109 Вне всякого сомнения, пациент ничего не мог знать о греческом папирусе, опубликованном четыре года спустя; кроме того, крайне маловероятно, что его видение имело отношение к средневековым представлениям о Непорочном Зачатии, даже если каким-то невероятным образом ему и довелось видеть такие картины. Больному был поставлен диагноз в двадцать лет с небольшим. Он никогда не путешествовал. А в художественной галерее Цюриха, города, где он родился и вырос, таких картин нет.
110 Я привел этот случай не с целью доказать, что это видение представляет собой архетип, а с целью продемонстрировать читателю мой метод в самой простой его форме. Если бы мы постоянно сталкивались с подобными случаями, задача исследователя была бы относительно проста, однако в реальности поиск доказательств сопряжен с гораздо бо́льшими трудностями. Во-первых, определенные символы необходимо четко выделить с тем, чтобы иметь возможность рассматривать их как типичные явления, а не случайность. Этого можно добиться посредством анализа серий сновидений (скажем, нескольких сотен), с целью выявления в них типичных фигур и последующего наблюдения за их развитием. Аналогичный метод применим и к продуктам активного воображения. Таким образом мы можем установить динамику или модуляции одной и той же фигуры. Можно выбрать любую фигуру, которая в ряде сновидений или видений ведет себя как архетип. Если имеющийся материал достаточно обширен, мы, вероятно, обнаружим интересные факты о трансформациях, которым подвергся рассматриваемый тип. Не только сам тип, но и его варианты могут найти подтверждение в данных сравнительной мифологии и этнологии. В другой своей работе
[56] я подробно описал этот метод, а также привел необходимый клинический материал.
III. Об архетипах с особым вниманием к понятию анимы
[57]
111 Хотя современный человек, по всей видимости, искренне верит, будто неэмпирический подход к психологии давно в прошлом, его общее отношение к этой науке остается по большей части таким же, каким было прежде, когда психология отождествлялась с некой теорией о психическом. Дабы научный мир уяснил, что психология – это область опыта, а не философская теория, потребовалась радикальная революция в методологии, инициаторами которой выступили Фехнер
[58] и Вундт
[59]. Разумеется, для усиливающегося материализма конца XIX столетия не имело ровным счетом никакого значения, что «экспериментальная психология»
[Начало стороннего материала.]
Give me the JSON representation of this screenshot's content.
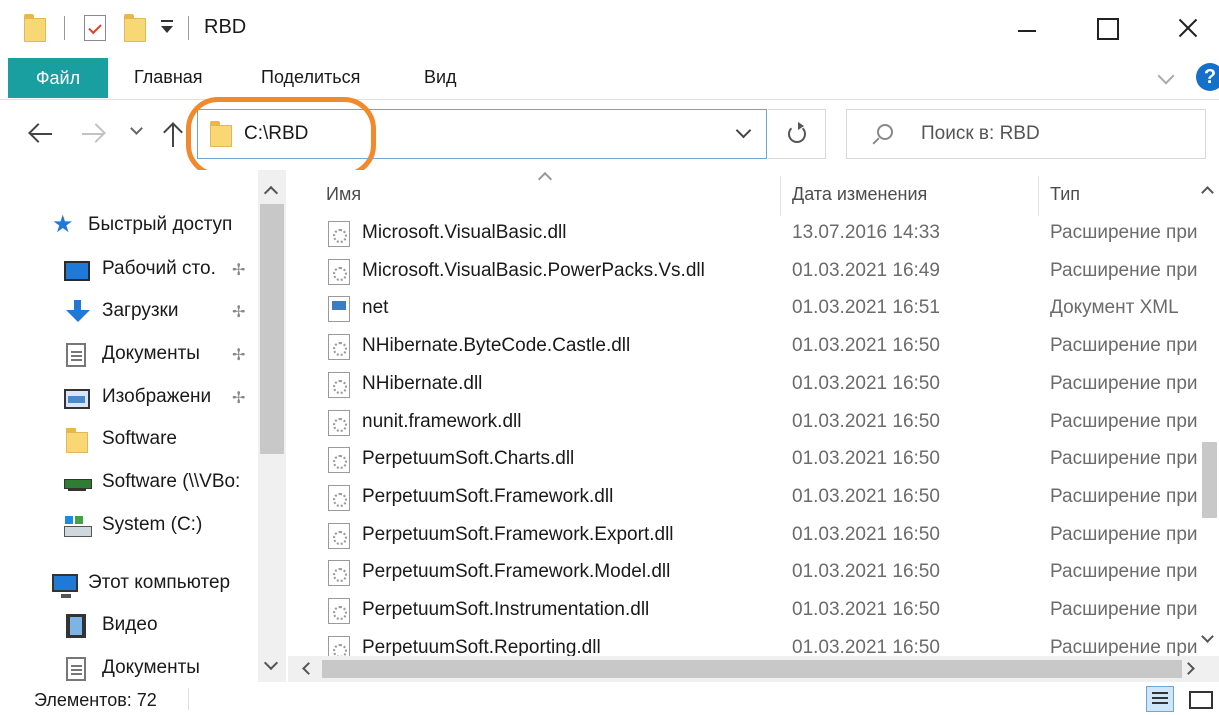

[60], которой мы обязаны многими ценными описаниями, актуальными и сегодня, существовала и ранее. Достаточно упомянуть «Провидицу из Префорста»
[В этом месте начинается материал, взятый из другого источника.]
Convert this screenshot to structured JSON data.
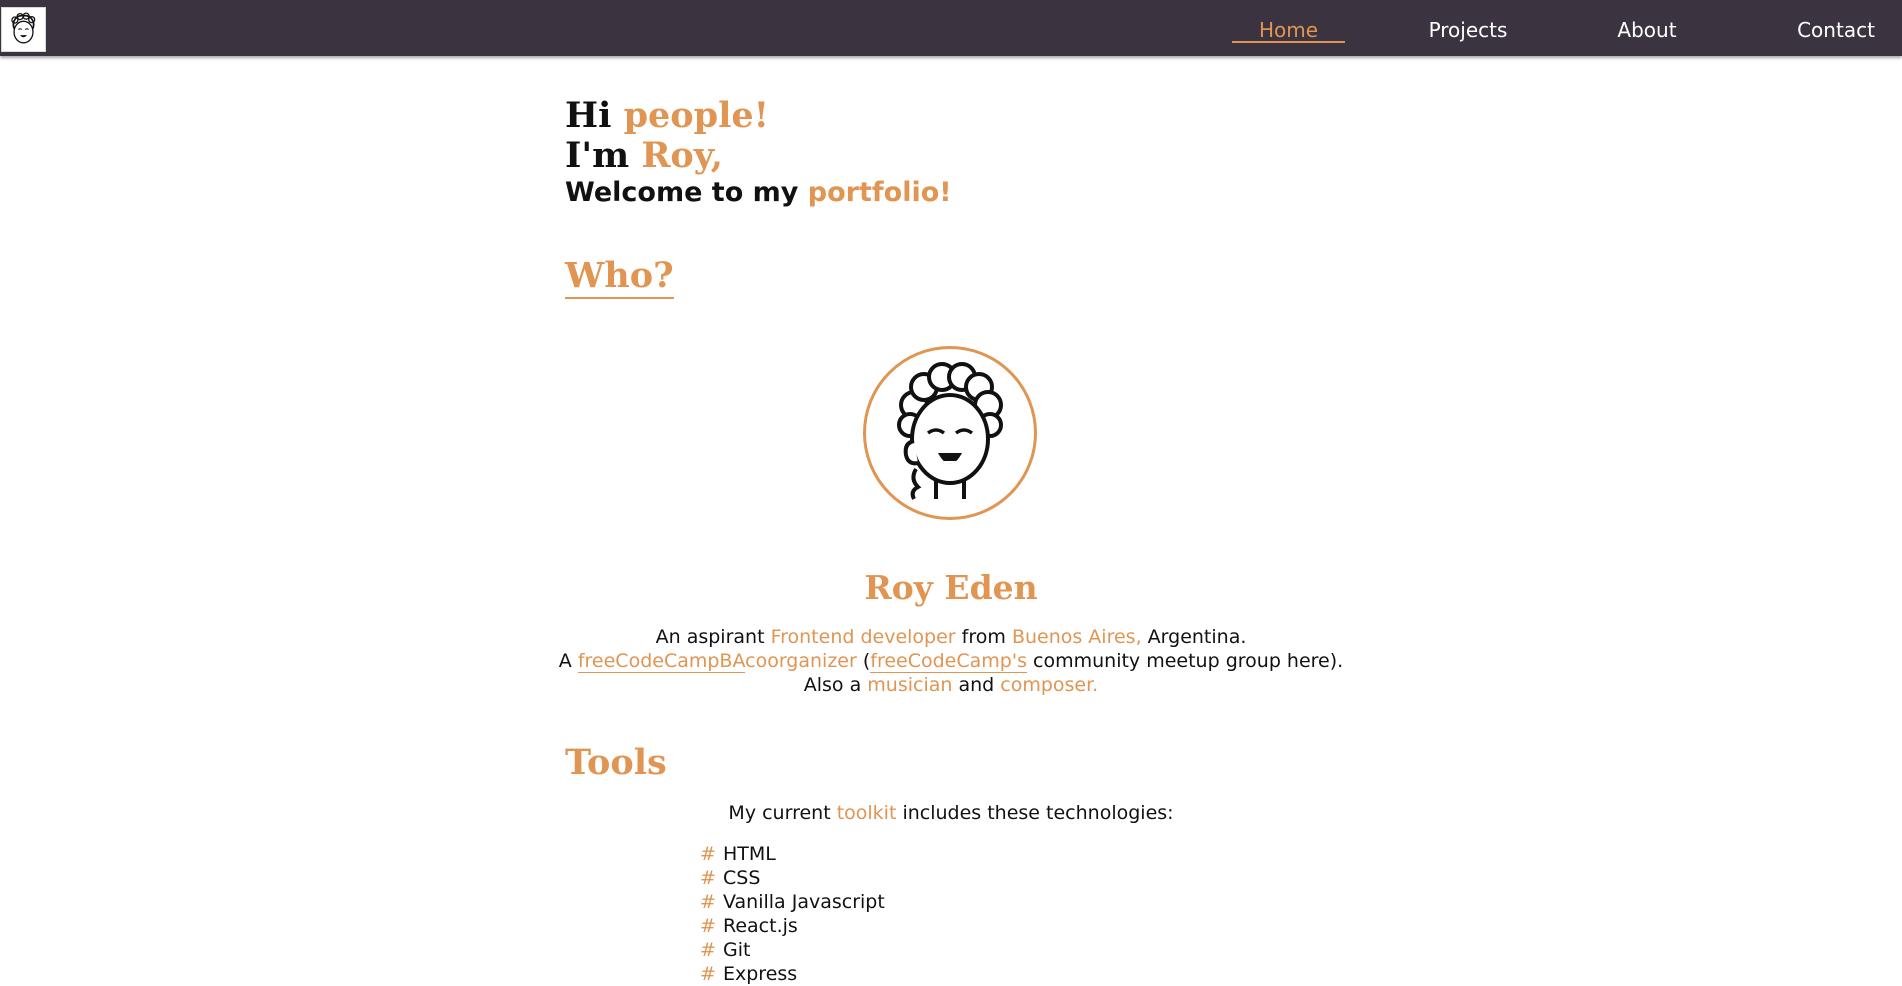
{
  "nav": {
    "logo_icon": "avatar-logo-icon",
    "links": [
      {
        "label": "Home",
        "active": true
      },
      {
        "label": "Projects",
        "active": false
      },
      {
        "label": "About",
        "active": false
      },
      {
        "label": "Contact",
        "active": false
      }
    ]
  },
  "intro": {
    "line1_a": "Hi",
    "line1_b": "people!",
    "line2_a": "I'm",
    "line2_b": "Roy,",
    "line3_a": "Welcome to my",
    "line3_b": "portfolio!"
  },
  "who": {
    "title": "Who?",
    "avatar_icon": "cartoon-avatar-icon",
    "name": "Roy Eden",
    "bio": {
      "l1_a": "An aspirant",
      "l1_b": "Frontend developer",
      "l1_c": "from",
      "l1_d": "Buenos Aires,",
      "l1_e": "Argentina.",
      "l2_a": "A",
      "l2_link1": "freeCodeCampBA",
      "l2_b": "coorganizer",
      "l2_c": "(",
      "l2_link2": "freeCodeCamp's",
      "l2_d": "community meetup group here).",
      "l3_a": "Also a",
      "l3_b": "musician",
      "l3_c": "and",
      "l3_d": "composer."
    }
  },
  "tools": {
    "title": "Tools",
    "intro_a": "My current",
    "intro_b": "toolkit",
    "intro_c": "includes these technologies:",
    "bullet": "#",
    "items": [
      "HTML",
      "CSS",
      "Vanilla Javascript",
      "React.js",
      "Git",
      "Express"
    ]
  },
  "colors": {
    "accent": "#e09553",
    "navbar_bg": "#3b3440",
    "text": "#111111"
  }
}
[61] доктора Юстинуса Кернера (1846). Сторонники нового научного метода предали анафеме все «романтические» описания в психологии. Преувеличенные ожидания в отношении этой экспериментальной лабораторной науки отразились в фехнеровской «Психофизике». Сегодня ее результаты принимают форму «психологических тестов» и общего сдвига научной позиции в сторону феноменологии.
112 Тем не менее нельзя утверждать, что феноменологическая точка зрения имела значительный успех. Теория по-прежнему играет слишком большую роль и до сих пор не включена в феноменологию, как следовало бы. Даже Фрейд, чья эмпирическая установка не подлежит сомнению, увязал свою теорию как sine qua non со своим методом, как будто психические явления имеют смысл только в том случае, если рассматривать их под определенным углом. Тем не менее именно Фрейд расчистил путь для исследований сложных явлений (преимущественно в области неврозов) – впрочем, лишь в той мере, в которой это позволяли базовые физиологические постулаты. В результате сложилось впечатление, будто психология является чуть ли не ответвлением физиологии инстинктов. Материализм того времени (почти 50 лет назад) приветствовал подобное ограничение; в значительной степени это относится и к сегодняшнему дню, несмотря на изменившиеся взгляды на мир. Это дает нам не только преимущество «узко очерченной сферы деятельности», но и отличный предлог не задумываться о том, что происходит вокруг.